Une série Netflix qui passe sous silence les controverses de Hulk Hogan

La série documentaire Hulk Hogan: Real American, diffusée sur Netflix, figure parmi les programmes les plus regardés actuellement. Pourtant, malgré son ambition affichée de dépeindre Terry Bollea (alias Hulk Hogan) dans toute sa complexité, elle échoue à remplir sa mission. Comme Mr. McMahon en 2024, ce documentaire produit par la WWE offre une version aseptisée de l’histoire, flirtant avec la vérité avant de reculer pour présenter un Hogan sous un jour presque héroïque.

Un portrait qui exonère systématiquement Hogan

Sur près de cinq heures de diffusion, le documentaire présente Hogan comme une victime des circonstances. Son usage de stéroïdes ? Une pratique courante à l’époque. Ses propos racistes ? Une conséquence de son éducation. Ses mensonges en justice ? Une simple protection pour un ami. Même ses menaces de meurtre envers son ex-épouse Linda et son nouveau compagnon, évoquées dans un entretien avec Rolling Stone, sont minimisées : Hogan aurait simplement bu une bière et confondu le journaliste avec un ami.
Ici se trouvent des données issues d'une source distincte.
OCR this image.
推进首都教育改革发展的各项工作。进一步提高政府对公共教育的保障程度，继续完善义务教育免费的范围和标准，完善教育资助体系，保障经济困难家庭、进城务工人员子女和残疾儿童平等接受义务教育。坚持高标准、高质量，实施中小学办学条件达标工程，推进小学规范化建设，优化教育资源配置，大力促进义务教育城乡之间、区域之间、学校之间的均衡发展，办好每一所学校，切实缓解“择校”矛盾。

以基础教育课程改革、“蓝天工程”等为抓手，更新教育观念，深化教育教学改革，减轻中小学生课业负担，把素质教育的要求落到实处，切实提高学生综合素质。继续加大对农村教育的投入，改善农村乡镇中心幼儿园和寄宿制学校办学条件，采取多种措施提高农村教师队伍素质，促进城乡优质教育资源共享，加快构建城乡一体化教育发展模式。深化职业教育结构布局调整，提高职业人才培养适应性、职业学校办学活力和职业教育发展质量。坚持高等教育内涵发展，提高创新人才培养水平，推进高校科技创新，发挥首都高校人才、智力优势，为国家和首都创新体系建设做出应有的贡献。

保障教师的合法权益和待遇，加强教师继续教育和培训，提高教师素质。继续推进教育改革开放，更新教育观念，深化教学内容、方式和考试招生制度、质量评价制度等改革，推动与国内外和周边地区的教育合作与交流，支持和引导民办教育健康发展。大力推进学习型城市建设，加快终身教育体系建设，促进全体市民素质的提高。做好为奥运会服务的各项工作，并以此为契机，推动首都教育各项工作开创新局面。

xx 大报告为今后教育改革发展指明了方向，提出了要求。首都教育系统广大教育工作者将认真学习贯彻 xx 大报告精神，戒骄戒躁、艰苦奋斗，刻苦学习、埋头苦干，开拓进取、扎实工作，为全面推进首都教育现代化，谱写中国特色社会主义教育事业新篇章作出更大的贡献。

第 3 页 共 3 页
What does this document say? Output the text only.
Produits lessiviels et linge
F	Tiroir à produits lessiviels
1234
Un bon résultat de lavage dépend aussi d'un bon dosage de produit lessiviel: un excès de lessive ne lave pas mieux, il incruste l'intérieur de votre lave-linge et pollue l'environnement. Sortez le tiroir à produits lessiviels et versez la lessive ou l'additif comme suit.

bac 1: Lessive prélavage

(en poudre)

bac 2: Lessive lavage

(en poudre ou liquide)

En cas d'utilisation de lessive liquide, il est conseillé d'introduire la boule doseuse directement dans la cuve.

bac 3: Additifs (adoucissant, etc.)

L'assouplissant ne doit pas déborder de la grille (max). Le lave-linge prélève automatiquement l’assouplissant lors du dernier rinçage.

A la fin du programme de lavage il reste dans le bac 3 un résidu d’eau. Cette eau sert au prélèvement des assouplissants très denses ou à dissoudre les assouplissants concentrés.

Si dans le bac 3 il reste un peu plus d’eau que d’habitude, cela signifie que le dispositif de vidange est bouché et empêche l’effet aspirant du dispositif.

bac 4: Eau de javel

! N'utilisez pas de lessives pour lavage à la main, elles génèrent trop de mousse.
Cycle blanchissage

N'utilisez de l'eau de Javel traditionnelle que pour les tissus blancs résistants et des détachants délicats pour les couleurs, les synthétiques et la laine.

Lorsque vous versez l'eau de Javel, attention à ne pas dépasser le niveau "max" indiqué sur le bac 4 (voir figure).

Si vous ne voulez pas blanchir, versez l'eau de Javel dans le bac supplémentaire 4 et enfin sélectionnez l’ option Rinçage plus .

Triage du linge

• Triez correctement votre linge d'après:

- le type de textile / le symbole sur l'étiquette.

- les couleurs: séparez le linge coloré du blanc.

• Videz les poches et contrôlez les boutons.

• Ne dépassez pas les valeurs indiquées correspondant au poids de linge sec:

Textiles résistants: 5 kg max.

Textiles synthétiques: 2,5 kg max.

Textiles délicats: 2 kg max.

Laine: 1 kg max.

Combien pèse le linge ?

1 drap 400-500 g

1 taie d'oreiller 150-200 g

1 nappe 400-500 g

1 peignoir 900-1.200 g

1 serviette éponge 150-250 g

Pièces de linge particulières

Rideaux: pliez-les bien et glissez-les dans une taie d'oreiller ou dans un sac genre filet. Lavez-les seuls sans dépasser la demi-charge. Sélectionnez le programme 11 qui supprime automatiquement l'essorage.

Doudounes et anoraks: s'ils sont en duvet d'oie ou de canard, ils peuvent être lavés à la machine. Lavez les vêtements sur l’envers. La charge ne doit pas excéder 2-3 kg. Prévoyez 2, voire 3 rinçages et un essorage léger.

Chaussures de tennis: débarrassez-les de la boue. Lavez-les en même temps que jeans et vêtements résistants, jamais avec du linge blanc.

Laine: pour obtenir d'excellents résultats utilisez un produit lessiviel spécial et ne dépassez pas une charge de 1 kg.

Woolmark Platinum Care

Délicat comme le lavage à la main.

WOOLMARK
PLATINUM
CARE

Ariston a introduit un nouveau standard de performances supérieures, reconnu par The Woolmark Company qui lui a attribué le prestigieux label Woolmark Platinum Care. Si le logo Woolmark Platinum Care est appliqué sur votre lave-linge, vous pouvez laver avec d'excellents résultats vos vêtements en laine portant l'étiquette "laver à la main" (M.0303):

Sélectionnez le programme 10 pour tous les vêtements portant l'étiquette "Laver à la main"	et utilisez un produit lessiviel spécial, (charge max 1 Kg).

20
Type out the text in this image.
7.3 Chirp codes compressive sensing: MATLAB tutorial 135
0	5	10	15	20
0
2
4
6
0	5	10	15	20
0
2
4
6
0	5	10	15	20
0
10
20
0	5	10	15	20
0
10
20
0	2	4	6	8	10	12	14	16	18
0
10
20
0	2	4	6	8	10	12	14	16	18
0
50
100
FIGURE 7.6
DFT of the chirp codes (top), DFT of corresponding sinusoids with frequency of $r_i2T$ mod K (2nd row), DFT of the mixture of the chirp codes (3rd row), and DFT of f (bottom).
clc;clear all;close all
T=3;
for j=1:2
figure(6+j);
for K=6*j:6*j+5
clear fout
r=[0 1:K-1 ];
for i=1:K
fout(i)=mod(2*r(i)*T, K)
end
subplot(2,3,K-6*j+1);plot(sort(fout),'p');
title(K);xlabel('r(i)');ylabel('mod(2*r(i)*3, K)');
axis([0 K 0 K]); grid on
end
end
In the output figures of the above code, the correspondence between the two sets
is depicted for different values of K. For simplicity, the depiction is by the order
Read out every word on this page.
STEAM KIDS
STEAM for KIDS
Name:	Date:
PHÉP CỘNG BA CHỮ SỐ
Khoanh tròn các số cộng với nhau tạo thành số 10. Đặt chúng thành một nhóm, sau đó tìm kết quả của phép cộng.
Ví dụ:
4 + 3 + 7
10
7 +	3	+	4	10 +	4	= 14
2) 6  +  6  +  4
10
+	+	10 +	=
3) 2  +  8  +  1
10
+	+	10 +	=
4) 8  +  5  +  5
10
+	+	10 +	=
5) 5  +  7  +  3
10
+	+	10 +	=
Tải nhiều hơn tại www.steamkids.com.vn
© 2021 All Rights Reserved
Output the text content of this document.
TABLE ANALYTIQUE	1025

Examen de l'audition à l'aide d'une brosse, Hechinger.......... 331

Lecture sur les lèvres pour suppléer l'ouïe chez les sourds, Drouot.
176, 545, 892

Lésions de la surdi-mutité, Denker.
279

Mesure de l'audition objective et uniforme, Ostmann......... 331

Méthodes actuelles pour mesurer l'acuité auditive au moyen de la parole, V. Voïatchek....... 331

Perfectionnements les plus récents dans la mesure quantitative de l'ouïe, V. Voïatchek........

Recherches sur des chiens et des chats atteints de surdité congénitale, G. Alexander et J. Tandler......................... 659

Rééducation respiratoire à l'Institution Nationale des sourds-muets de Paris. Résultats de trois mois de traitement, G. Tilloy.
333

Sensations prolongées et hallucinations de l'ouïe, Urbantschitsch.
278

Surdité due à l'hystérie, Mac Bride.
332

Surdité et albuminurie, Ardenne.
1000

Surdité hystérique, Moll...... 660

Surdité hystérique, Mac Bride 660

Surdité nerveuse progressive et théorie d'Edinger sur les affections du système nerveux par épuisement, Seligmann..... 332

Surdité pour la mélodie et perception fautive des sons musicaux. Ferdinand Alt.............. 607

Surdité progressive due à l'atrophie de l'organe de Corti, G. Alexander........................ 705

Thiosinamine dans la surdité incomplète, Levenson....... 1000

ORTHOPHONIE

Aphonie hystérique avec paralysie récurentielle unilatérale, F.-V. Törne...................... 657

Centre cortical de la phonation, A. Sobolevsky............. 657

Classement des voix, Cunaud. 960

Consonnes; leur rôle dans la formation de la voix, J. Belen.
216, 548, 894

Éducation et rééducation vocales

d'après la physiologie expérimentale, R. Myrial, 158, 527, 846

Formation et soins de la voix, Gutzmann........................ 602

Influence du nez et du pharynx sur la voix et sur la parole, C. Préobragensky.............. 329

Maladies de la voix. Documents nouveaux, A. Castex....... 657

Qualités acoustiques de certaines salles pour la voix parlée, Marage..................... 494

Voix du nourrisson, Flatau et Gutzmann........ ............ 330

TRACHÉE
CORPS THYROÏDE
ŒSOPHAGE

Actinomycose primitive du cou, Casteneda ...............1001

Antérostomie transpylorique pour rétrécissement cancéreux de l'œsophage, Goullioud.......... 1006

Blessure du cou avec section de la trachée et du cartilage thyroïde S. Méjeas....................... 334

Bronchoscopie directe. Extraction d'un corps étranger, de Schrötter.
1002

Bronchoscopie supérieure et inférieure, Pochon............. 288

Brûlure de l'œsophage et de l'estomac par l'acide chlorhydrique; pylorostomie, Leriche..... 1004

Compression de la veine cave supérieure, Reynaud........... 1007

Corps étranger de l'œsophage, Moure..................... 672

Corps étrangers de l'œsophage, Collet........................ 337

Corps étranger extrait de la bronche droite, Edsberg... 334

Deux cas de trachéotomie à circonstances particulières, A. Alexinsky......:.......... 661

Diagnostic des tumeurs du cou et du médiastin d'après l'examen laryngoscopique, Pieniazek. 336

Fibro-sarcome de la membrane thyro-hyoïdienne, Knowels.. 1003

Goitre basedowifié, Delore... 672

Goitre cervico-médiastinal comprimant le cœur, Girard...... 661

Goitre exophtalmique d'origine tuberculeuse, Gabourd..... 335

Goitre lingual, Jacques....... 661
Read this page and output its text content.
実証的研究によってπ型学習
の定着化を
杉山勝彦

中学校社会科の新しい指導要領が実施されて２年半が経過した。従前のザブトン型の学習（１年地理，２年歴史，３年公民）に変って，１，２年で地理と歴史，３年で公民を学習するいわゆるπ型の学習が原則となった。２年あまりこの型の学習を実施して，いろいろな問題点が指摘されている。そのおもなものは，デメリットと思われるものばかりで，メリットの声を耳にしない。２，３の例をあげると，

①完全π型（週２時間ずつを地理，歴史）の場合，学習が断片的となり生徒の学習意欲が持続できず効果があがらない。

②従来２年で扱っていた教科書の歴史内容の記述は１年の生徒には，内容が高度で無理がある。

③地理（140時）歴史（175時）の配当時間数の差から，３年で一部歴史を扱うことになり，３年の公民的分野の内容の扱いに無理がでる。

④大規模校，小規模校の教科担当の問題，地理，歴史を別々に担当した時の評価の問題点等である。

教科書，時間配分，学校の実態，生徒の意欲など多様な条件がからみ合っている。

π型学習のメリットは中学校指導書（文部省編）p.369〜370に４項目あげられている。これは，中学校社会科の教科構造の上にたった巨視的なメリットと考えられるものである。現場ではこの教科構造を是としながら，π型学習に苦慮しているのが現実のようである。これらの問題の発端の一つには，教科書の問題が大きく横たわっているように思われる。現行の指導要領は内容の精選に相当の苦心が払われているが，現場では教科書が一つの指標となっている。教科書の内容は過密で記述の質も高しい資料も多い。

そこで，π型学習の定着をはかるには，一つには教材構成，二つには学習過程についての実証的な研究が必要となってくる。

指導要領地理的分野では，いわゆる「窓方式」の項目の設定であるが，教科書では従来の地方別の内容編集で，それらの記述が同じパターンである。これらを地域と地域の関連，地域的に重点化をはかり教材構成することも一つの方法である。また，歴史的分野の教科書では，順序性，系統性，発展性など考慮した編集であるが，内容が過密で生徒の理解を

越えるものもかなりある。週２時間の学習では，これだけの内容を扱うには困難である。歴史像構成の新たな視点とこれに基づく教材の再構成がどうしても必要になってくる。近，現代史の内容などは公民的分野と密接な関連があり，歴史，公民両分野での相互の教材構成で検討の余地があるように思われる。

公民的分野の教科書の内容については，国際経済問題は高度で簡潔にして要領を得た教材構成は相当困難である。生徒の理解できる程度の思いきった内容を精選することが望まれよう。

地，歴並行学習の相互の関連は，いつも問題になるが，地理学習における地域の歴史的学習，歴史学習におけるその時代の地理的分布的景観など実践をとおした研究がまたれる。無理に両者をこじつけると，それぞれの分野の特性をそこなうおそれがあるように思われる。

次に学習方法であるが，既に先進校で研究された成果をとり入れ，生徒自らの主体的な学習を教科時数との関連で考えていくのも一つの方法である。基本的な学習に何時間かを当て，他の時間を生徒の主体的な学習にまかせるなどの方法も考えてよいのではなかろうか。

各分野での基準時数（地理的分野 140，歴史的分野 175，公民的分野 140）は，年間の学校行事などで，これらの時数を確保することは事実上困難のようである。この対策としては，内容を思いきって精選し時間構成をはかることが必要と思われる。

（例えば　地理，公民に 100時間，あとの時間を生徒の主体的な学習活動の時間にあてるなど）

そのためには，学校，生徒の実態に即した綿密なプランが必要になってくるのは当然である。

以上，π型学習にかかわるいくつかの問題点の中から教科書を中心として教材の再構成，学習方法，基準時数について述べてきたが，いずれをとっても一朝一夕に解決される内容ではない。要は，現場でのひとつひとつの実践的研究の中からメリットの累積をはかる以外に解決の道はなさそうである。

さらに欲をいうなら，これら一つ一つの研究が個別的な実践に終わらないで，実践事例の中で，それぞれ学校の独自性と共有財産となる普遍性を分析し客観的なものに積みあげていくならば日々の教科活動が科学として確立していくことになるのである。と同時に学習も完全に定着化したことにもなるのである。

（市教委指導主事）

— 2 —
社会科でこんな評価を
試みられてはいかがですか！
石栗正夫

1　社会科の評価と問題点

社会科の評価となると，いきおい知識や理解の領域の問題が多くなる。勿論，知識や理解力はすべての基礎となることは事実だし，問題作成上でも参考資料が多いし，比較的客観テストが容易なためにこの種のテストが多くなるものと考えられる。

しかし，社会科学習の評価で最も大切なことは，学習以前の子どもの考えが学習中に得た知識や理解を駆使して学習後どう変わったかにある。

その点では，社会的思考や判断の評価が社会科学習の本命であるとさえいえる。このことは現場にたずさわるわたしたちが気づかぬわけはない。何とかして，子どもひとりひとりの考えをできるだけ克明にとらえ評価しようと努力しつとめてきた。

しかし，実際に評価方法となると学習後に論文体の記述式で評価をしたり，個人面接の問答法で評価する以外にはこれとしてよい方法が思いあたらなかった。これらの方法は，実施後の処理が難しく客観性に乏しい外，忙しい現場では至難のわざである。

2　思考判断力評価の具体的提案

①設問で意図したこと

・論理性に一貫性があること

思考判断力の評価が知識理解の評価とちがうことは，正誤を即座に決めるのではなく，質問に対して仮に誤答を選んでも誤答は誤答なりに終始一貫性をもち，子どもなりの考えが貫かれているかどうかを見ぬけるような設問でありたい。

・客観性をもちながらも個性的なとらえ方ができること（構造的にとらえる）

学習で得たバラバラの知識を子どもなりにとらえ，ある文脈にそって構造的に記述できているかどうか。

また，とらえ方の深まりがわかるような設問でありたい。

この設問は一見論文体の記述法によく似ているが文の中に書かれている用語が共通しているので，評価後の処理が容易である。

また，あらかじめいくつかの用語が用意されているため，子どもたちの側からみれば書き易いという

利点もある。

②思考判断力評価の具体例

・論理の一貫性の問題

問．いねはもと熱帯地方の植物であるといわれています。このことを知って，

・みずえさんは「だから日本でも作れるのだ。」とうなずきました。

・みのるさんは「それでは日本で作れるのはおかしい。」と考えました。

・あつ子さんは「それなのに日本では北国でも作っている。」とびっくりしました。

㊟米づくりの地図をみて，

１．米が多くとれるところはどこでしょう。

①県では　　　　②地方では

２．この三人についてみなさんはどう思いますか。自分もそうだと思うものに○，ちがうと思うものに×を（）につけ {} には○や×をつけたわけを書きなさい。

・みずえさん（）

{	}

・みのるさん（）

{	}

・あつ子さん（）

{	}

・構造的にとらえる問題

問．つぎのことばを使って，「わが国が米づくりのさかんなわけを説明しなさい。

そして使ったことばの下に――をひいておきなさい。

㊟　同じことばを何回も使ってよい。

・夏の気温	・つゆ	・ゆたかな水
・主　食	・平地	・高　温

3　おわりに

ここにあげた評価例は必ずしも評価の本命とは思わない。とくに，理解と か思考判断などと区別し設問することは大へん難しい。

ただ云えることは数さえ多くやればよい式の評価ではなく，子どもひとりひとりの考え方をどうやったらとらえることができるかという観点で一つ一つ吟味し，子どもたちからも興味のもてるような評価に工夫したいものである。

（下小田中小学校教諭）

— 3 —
À chaque révélation accablante, le documentaire trouve une excuse pour absoudre Hogan. Les excuses fusent, mais jamais les explications ne sont approfondies. Pire encore, Hogan est systématiquement présenté comme la seule source crédible, sans contrepoint ni débat contradictoire. Les omissions sont tout aussi frappantes : des pans entiers de sa carrière ou de sa vie personnelle sont passés sous silence pour préserver l’image du catcheur.

Les silences les plus troublants

Plusieurs épisodes clés de la vie de Hogan sont délibérément ignorés. Par exemple, son rôle dans la répression de la tentative de syndicalisation des lutteurs par Jesse Ventura dans les années 1980, qui lui a valu les faveurs de Vince McMahon au détriment des droits des travailleurs. Son influence néfaste sur la WCW, où son contrôle créatif a contribué à la chute de la fédération, est à peine évoquée. De même, son deuxième mariage, qui a duré onze ans, est à peine mentionné : le documentaire le présente comme célibataire de 2007 à 2023, omettant sa remariage.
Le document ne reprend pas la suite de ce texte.